Our First Lesson in Camping

We have still not gotten to go fishing yet. There is just so much to get done before you can pursue a Full-time RV camping adventure that we are just now getting to the point where we can relax and enjoy ourselves. We are learning while doing stuff for our RV including how to hook-up the water and electricity and what we have to do for the waste system. This is not a pleasant subject to talk about but it is a necessary one. Being in an RV with three women there is a lot of washing and bathroom going. We try to use the camp’s facilities as much as possible because those little tanks underneath the RV do not hold a lot of water. You would be surprised at how quickly they fill up. We didn’t have to worry about that at Suwannee River State Park because they have a sewer hookup at each of the sites but when we got to Three Rivers State Park we learned that these little tanks have to be emptied at least every 3rd morning. Yes, the sinks and shower goes into one tank called “gray water” tank and the toilet waste goes into its own. And when the gray water tank gets full it has a tendency to back-up into the shower stall. When that happened on the family trip we assumed that my granddaughter had let something slip into the drain and clogged it up. But after bailing out the water we couldn’t find anything. When we left that park we emptied the tanks and the small amount of water was gone. So we forgot about it until Three Rivers.

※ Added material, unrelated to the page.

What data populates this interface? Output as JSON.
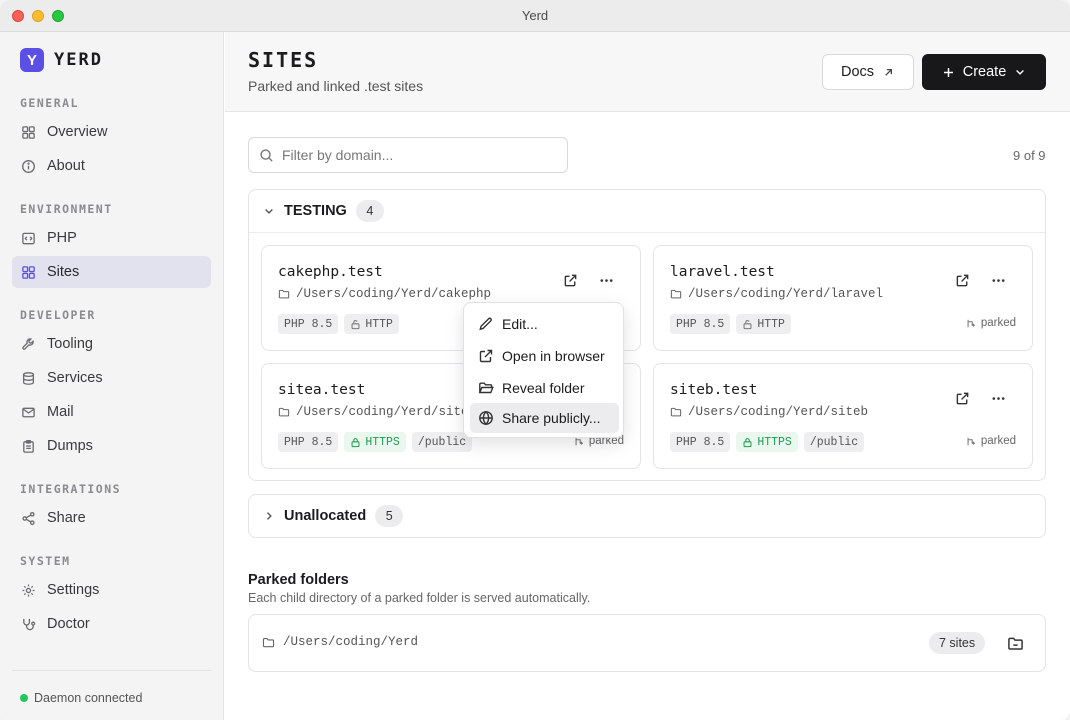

On our third morning at this park youngest my daughter, who is traveling with us, insisted that she take a shower in the RV. She has something against taking showers in the public comfort station. However, just before she was finished the shower had standing water in it. I told her she had to bail it out and see if she could find anything in the little trap. Nothing was there and the next morning there was water again in the shower. So, we unhooked everything and drove a little ways down to the Dump Station. Now here is the lesson ladies. I was not paying attention to the slides down below that hold the water in the tanks. Apparently one of them had been left opened and when I went to turn the release valve before hooking up the sewer hose a flood of nastiness came rushing at me and filled the little bucket I had placed under there. I held my cool and quickly put the large knob back onto the pipe before the whole thing ended up in my lap. It took us about an hour to clean everything up, empty out both tanks and sanitize the area, the bucket and finally me. We have an older RV and it looks pretty good on the inside, well taken care of, and we have had to use our entire maintenance budget to get the motor checked and serviced but we were told everything functioned on the RV as it should and we didn’t have anything to worry about. I evened asked the mechanic at Camping World in Ocala (where we bought the RV) and in St. Augustine (where we had the complete service done) if we should replace anything else. But we were assured that everything should hold together for our long journey. (Yea, right!)

There are other things we could tell you that happened and all the things we had to replace or fix just to get on the road but they were all mechanical and had to do with the engine. And how we had to use the Emergency Roadside Service 1 hour after finally getting out of the Camping World Ocala parking lot but we won’t. What we want you to come away with in this article is that before you go to empty out your gray and black water tanks:

1. Put on some heavy-duty disposable gloves;
2. Wear something that can be washed easily and you don’t mind getting dirty;
3. Put a bucket underneath the waste pipes;
4. Put the smaller hooded looking part of your sewer hose into the dump station hole; (there may be some rocks around this area they are used to lay against the dump station lid to help keep your hose in place)
6. Slowly turn the smaller valve (usually a smaller knob on the main outlet pipe; (If nothing comes out or only a little bit comes out you should be good to take off the bigger knob)
7. Attach your sewer hose to the large pipe securely; (Make sure it is locked on and tighten any rings that have the word tighten on them)
8. Pull down the BLACK WATER release valve first:
9. When it stops flowing lift up your sewer hose to push down any remaining waste into the dump station hole:
10. Close the Black Water Release Valve and then pull down the Gray Water Release Valve:
11. When that water stops flowing lift up the hose again to get the excess down into the hole;
12. Unhook the sewer hose from the pipe under the RV and recapped the pipe while holding up the hose;
13. Spray water down the hose (We sprayed it with a bleach solution and rinse well;
14. Take out the end of the hose in the dump station hole and spray with water;
15. DO NOT TAKE YOUR SEWER HOSE APART (another lesson learned) just push the hose (like an accordion) back together, place it in a large black garbage bag and put it back into your storage area.
16. Hose down the dump station area and your are ready to get cleaned up yourself.